Year
2021
Abstract
The NTI Index is a globally recognized assessment and tracking of nuclear security conditions in countries around the world. It promotes actions to strengthen nuclear security and build confidence, and it highlights progress and trends over time. Published biennially since 2012, the NTI Index includes two theft rankings and one sabotage ranking: - A ranking of 22 countries with 1 kilogram or more of weapons-usable nuclear materials—highly enriched uranium (HEU) and separated plutonium—to assess actions to secure materials against theft; - A ranking of 153 countries and Taiwan with less than 1 kilogram of or no weapons-usable nuclear materials to assess actions to support global nuclear security efforts; - A ranking of 46 countries and Taiwan with or without weapons-usable nuclear materials, but which have nuclear facilities such as nuclear power reactors and research reactors, to assess actions to protect nuclear facilities against sabotage.The 2020 NTI Nuclear Security Index finds that progress on protecting nuclear materials against theft and nuclear facilities against acts of sabotage has slowed significantly over the past two years, despite ongoing, major security gaps. The decline in the rate of improvement to national regulatory structures and the global nuclear security architecture reverses a trend of substantial improvements between 2012 and 2018. The decline suggests that without the driving force of the Nuclear Security Summits, which ended in 2016, or similar high-level international events, attention to nuclear security has waned—and it has done so at a time when terrorist capabilities and growing cyber threats contribute to a more complicated and unpredictable environment.In addition, for the first time, NTI released a separate Radioactive Source Security Assessment in conjunction with the NTI Index.

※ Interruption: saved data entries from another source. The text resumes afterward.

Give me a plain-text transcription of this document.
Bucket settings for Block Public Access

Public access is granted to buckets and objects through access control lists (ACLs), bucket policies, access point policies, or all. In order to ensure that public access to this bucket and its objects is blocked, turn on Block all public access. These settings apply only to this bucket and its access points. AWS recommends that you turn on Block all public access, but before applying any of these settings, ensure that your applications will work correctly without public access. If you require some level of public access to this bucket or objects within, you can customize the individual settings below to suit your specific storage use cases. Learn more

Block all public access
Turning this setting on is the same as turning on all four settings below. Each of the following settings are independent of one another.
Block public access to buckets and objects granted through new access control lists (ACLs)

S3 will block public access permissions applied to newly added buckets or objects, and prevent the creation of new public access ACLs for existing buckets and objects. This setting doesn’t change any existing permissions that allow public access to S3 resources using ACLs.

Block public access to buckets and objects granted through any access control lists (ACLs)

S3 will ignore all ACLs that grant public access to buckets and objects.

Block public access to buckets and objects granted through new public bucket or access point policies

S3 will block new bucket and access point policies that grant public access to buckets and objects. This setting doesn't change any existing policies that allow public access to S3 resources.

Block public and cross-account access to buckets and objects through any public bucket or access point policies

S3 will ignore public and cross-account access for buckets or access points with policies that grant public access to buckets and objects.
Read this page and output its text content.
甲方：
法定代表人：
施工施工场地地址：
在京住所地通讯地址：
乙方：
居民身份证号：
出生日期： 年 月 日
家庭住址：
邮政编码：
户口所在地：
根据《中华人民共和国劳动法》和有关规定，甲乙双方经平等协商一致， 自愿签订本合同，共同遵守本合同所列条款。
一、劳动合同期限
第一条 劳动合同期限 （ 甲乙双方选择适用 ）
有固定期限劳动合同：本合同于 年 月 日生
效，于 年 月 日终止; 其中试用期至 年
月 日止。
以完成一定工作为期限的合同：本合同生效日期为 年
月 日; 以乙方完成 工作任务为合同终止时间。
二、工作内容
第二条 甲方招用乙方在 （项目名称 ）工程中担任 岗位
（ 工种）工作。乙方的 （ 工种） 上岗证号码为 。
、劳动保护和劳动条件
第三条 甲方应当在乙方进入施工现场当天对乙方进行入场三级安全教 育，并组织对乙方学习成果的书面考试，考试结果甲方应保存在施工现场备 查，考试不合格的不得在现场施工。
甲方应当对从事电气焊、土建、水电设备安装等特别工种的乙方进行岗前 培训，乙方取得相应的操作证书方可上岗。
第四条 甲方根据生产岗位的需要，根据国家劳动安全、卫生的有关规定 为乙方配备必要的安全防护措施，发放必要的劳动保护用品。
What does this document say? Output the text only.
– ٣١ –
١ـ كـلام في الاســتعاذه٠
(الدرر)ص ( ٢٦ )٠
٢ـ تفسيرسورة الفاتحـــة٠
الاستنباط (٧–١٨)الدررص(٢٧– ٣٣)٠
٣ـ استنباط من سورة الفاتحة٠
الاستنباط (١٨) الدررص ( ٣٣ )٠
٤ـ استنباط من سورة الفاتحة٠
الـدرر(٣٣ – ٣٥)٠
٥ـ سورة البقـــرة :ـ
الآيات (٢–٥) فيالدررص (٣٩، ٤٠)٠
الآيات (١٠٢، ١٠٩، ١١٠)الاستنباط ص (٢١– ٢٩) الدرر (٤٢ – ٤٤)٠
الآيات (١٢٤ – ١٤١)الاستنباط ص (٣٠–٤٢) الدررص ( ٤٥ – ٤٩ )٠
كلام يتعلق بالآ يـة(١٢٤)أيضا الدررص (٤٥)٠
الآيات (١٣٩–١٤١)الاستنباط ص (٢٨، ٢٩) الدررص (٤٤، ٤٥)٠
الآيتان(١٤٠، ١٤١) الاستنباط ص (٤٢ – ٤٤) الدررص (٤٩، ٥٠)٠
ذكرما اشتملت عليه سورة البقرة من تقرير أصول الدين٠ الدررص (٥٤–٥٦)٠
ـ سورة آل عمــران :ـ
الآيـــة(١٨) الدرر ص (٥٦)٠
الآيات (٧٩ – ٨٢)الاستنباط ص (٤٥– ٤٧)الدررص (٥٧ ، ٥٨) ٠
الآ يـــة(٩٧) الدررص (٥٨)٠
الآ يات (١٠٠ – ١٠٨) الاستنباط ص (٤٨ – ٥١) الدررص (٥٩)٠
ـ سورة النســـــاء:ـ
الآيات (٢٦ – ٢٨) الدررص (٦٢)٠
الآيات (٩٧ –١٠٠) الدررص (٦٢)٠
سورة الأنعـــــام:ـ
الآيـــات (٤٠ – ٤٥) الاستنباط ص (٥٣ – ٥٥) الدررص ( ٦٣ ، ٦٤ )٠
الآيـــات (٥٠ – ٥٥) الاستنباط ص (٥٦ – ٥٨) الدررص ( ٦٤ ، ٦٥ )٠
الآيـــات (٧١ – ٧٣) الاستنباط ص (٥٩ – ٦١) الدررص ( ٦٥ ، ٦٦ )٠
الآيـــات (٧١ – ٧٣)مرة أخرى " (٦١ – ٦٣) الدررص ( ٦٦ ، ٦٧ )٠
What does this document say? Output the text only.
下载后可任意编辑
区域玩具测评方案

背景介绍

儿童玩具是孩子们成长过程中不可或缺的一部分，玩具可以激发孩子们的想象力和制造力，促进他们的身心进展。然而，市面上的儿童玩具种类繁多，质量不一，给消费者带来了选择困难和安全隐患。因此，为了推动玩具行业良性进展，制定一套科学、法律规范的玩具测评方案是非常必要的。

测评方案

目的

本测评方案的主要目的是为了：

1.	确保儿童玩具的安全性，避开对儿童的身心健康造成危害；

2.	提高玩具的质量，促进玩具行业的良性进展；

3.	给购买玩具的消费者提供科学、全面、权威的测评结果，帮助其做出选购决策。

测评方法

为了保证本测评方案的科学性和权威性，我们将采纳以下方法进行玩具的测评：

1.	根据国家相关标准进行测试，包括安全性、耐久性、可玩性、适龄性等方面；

The first-of-its-kind assessment, which does not rank or score countries, evaluates national policies, commitments, and actions taken in 175 countries and Taiwan to prevent the theft of radioactive sources that could be used to build dirty bombs. The key finding: the international architecture for radiological security is extremely weak, and thousands of radioactive sources remain vulnerable to theft from hospitals, university labs, and industrial sites where they are used for a variety of purposes.